Material Contracts and Litigation
- Contract Disclosure: No material contracts outside the ordinary course of business in the past two years, except for a terminated proposed disposal of Syarikat Thong Guan Trading Sdn Bhd (STGT) to Foremost Equals Sdn Bhd. The deal was cancelled due to failure to agree on the final purchase consideration.
- Litigation: TGIB is not engaged in any material litigation, claims, or arbitration, nor are any such proceedings pending or threatened that would materially affect the Group’s financial position.
Investor Takeaways & Potential Price Sensitive Issues
- Share Buy-Back Programme: The active buy-back and renewed authority could support the share price and EPS, especially if shares are cancelled. However, aggressive buy-backs could reduce available cash for investments or dividends.

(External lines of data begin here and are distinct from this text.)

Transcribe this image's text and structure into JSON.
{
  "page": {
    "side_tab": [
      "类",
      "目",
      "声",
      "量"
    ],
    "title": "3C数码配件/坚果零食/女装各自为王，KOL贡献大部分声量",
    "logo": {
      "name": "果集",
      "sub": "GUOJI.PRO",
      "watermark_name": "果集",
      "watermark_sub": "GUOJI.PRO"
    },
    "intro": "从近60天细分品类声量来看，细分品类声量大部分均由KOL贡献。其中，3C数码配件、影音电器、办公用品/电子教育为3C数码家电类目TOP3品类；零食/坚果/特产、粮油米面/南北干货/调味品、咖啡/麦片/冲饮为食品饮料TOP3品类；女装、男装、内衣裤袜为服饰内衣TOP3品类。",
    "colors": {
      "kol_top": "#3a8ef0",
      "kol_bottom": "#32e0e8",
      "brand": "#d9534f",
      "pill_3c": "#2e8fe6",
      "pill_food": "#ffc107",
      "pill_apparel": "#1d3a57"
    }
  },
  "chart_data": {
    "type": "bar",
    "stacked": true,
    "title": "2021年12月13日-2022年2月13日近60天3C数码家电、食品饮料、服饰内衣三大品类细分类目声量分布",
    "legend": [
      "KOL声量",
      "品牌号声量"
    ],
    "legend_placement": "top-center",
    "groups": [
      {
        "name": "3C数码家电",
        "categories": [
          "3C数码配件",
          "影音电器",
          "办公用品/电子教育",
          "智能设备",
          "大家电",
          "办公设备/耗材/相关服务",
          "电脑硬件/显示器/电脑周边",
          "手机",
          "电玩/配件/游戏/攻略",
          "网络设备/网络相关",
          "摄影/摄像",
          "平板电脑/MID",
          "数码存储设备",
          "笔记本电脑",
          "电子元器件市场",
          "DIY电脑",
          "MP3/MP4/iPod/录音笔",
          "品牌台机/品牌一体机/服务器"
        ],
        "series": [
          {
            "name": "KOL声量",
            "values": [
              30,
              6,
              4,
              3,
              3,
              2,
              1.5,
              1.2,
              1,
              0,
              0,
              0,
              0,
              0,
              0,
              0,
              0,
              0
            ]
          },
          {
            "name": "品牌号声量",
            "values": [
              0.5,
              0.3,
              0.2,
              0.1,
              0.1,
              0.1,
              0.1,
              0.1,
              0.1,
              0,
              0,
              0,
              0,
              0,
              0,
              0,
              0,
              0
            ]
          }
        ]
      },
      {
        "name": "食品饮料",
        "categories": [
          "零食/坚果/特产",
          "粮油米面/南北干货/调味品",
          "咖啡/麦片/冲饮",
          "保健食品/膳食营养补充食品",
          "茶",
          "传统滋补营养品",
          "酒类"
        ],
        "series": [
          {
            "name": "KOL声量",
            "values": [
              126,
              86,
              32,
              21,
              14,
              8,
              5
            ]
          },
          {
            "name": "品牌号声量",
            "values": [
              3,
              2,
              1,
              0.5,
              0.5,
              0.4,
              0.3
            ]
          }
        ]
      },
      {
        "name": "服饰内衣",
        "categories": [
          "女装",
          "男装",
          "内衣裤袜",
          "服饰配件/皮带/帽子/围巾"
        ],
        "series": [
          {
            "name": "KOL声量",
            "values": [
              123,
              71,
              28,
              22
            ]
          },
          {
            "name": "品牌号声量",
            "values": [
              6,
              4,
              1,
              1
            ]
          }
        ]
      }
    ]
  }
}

- Triggering of Mandatory Takeover: There is a risk that the buy-back could inadvertently trigger a mandatory general offer by Foremost Equals Sdn Bhd. If this happens, it could substantially impact share price and control of the company.
- Substantial RRPTs: The scale of related party transactions (some exceeding RM50 million) underscores the importance of ongoing mandates for business continuity, but may raise corporate governance questions for some investors.
- No Material Litigation: Absence of ongoing or threatened litigation is a positive for risk assessment.
- Board and Major Shareholder Abstentions: The abstentions by directors and major shareholders due to conflicts of interest ensures compliance with governance standards, but investors should scrutinize the details and rationale for such extensive RRPTs.
AGM Details and Action Required
The 31st AGM will be held at Sapphire Hall, Purest Hotel, Sungai Petani, Kedah, on Friday, 22 May 2026 at 11:00 a.m. Shareholders unable to attend should submit their proxy forms or email them to the Share Registrar by 20 May 2026 at 11:00 a.m.
Disclaimer
This article is for informational purposes only and does not constitute investment advice or a recommendation. Investors should conduct their own due diligence and consult their financial advisors before making any investment decisions. The content is based on information extracted from official company circulars and is subject to change or update without notice.